Page:The Life of Sir Thomas More (William Roper, ed by Samuel Singer).djvu/25

From Wikisource
Jump to navigation Jump to search
This page has been proofread, but needs to be validated.
LEWIS'S PREFACE.
xxi

With this excellent woman Mr. Roper lived about 16 years, she dying 1544, nine years after her father, when she was buried in the family burying place at St. Dunstan's, with her father's head in her arms, as she had desired. By her Mr. Roper had two sons and three daughters: of whose education the mother took the same care that had been taken of her own. The famous Roger Ascham, then fellow of St. John's College in Cambridge, and afterwards Latin Secretary to Queen Elizabeth, tells us, [O 1]That she was very desirous of having him for their tutor to instruct them in the learned languages, but that he would not then upon any terms be prevailed with to leave the university; that therefore she procured Dr. Cole and Dr.
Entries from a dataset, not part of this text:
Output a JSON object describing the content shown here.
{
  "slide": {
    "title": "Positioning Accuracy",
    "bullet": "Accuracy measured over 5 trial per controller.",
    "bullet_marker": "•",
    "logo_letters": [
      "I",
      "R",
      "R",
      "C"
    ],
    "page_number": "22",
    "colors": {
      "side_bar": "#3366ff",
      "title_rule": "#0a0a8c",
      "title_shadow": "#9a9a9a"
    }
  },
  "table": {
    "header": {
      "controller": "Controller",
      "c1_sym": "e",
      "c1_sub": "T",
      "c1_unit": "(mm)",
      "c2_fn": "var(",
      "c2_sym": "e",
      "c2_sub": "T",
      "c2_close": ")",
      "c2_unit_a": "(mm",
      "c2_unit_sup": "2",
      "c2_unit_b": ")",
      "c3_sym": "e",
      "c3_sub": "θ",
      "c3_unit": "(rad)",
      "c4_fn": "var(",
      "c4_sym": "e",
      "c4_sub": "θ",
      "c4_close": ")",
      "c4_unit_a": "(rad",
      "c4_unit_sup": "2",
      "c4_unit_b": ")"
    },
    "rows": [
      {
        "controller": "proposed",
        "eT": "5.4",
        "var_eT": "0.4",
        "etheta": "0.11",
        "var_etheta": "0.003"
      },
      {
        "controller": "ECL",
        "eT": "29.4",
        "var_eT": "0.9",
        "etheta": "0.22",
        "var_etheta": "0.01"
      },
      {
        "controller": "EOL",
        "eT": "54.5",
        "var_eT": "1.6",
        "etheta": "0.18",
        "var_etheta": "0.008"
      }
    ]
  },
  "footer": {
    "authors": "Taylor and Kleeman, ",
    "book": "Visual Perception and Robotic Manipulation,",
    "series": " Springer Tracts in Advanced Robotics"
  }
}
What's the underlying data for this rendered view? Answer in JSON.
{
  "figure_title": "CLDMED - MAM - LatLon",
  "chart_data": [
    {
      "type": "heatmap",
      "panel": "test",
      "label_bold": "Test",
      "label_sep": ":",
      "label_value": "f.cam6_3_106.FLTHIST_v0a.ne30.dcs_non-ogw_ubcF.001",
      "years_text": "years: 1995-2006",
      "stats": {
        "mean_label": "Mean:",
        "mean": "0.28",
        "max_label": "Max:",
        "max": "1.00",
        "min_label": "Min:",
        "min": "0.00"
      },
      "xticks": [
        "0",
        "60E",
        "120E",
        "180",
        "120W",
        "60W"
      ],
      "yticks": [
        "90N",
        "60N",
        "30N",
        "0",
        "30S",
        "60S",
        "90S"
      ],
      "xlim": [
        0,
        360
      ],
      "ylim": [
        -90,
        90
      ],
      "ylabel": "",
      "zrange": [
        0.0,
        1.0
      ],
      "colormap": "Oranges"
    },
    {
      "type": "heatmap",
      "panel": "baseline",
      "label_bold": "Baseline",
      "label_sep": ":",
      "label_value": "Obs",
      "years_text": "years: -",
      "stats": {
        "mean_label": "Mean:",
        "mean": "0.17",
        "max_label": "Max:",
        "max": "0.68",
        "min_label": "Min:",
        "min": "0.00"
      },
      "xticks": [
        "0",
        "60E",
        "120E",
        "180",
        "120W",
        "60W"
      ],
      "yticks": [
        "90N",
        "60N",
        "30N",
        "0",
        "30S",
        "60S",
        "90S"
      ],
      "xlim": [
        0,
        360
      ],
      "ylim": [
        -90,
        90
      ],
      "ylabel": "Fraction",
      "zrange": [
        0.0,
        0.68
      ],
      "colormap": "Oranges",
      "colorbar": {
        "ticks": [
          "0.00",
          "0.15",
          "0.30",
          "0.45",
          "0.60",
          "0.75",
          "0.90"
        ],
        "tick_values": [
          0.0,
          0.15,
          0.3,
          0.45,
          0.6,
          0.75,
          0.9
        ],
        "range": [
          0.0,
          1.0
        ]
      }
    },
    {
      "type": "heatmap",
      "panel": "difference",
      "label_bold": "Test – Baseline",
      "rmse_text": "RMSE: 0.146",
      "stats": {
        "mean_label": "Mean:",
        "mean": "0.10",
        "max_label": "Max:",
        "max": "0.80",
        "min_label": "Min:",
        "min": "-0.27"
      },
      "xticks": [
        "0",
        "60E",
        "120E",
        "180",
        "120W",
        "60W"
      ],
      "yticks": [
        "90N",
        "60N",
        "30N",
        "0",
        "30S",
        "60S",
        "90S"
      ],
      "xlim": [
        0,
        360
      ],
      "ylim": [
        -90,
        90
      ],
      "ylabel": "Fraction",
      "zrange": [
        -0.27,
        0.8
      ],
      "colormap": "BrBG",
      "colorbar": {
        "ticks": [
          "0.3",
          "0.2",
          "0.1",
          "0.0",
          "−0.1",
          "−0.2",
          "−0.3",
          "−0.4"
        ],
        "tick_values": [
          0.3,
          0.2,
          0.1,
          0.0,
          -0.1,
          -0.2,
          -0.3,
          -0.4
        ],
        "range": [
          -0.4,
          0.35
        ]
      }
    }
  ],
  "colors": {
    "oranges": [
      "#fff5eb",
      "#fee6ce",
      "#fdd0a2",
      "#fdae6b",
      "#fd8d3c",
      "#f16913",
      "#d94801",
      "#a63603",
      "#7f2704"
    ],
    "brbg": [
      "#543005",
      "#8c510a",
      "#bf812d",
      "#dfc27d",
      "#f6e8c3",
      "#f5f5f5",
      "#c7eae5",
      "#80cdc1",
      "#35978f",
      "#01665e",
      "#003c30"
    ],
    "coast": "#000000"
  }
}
Christopherson, afterwards Bishop of Chichester, both very famous at that time for their skill in the Greek tongue. Ascham stiles this Mrs. Clarke, one of Mrs. Roper's daughters, an eminent ornament of her sex and of Queen Mary's court. This daughter of Mrs. Roper's, who afterward married James Basset, was one of the gentlewomen, so they were then called, of Queen Mary's privy chamber, and translated into English part of her grandfather's exposition of the passion of our Saviour, which he wrote in Latin; and is said so well to have imitated Sir Thomas's stile that any one would think it was written by him in English.

  1. Is —— ego sum quem ante aliquot annos mater tua Margareta Ropera, femina et illo tanto patre et te tali filia dignissima, ex Academia Cantabrigiensi accersivit ad se ad ædes domini Ægidij Alingtoni[I 1] necessarij vestri, rogavitque ut te reliquosque suos liberos, Græca, Latinaque lingua institurem; sed tum ego nulli conditionibus ab Academia civelli me patiebar.
  1. Sir Giles Alington who married Sir T. More's second lady's daughter.